Joy is subjective, too, though we don’t like to think about that, because it is a shiny, sparkly emotion that we like to think we can share. And we can share it, just as we can share pain-but my Sarah experience of Joy will never be experienced by anyone who doesn’t have my Brain. And the same is true for my Sarah experience of Pain.
And so I believe that Faith is subjective. My definition of Faith, as described above, is true only for Me in this moment. It might be true for others, in the moment that they read it, too. I can only hope, because that would mean that I’m not quite so alone. And it would mean that they aren’t quite so alone, too. Because even though my Sarah experiences will only ever be my own, they might resonate with the experiences of others who are Living, or trying to Live.
People start wars because of Faith. They always have. People start wars because of mental illness, too-it just isn’t spoken out loud. And I don’t mean that the people that start them do so because they are crazy. I mean that wars begin because of fear and lack of understanding, and the fierce desire to stand in Your Truth, even if it means killing someone else who is trying to stand in Theirs. Mental illness is biological, chemical, Real things happening in your Brain. And it is, for me, being surrounded by fear and lack of understanding when I am Living My Truth, and being punished, sometimes, for Living In It.
Mental illness is scary to talk about, because when you are experiencing depression, or mania, or anxiety, or suicidal ideation, It is a uniquely You experience. There are common threads, there are links, there are helpful and unhelpful things to say that are true for most humans when they are in It. And what I, Sarah, look like when I am in It, and how I feel when I’m in It, only I will ever know. That’s terrifying. And that’s where Faith comes in.
My Faith is that, as I continue to show up as My True Self, in my Sarahness, it might allow others to do the same. That in giving Words to this subjective experience, it might shine the light on the fact that it is subjective, but not unique. That because I have personally been trapped, I have personally felt the flames, that I can truly “understand a terror way beyond falling.” I’m on the sidewalk, now, and I’ve done the jumping.

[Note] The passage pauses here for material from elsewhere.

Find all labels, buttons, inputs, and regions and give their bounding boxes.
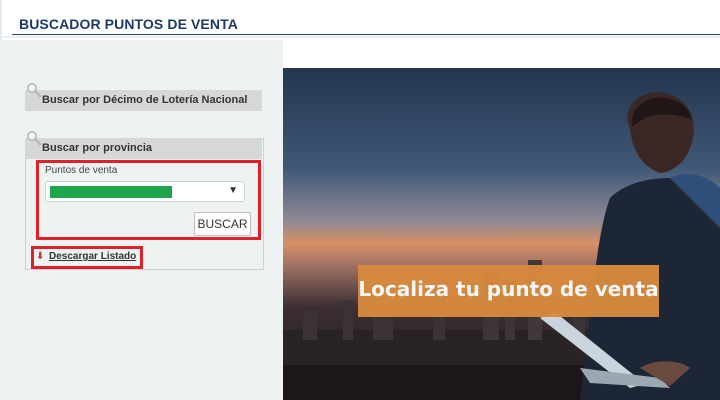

David Foster Wallace understood the flames, too; he wouldn’t have been able to write those Words otherwise. I wish that he had known, in the moment before he hung himself, that his Words would help someone else, like me, be a little more brave, a little more willing to use my wild trembling Voice. Perhaps he would still be alive. Not because I have any delusions about my power or impact, but because what saves me, daily, is people around me modeling bravery through vulnerability so I that I can imperfectly attempt the same.
And so, as Intensely Intense as I am, today, I am so very grateful that I am Alive, and so very saddened that he, and many others, are not. And all I can do in this moment, despite the very real risks, is continue to stand in my Truth, to say the Scary things, and to hold on tightly to My imperfectly perfect Faith as I press the “Update” button on my blog.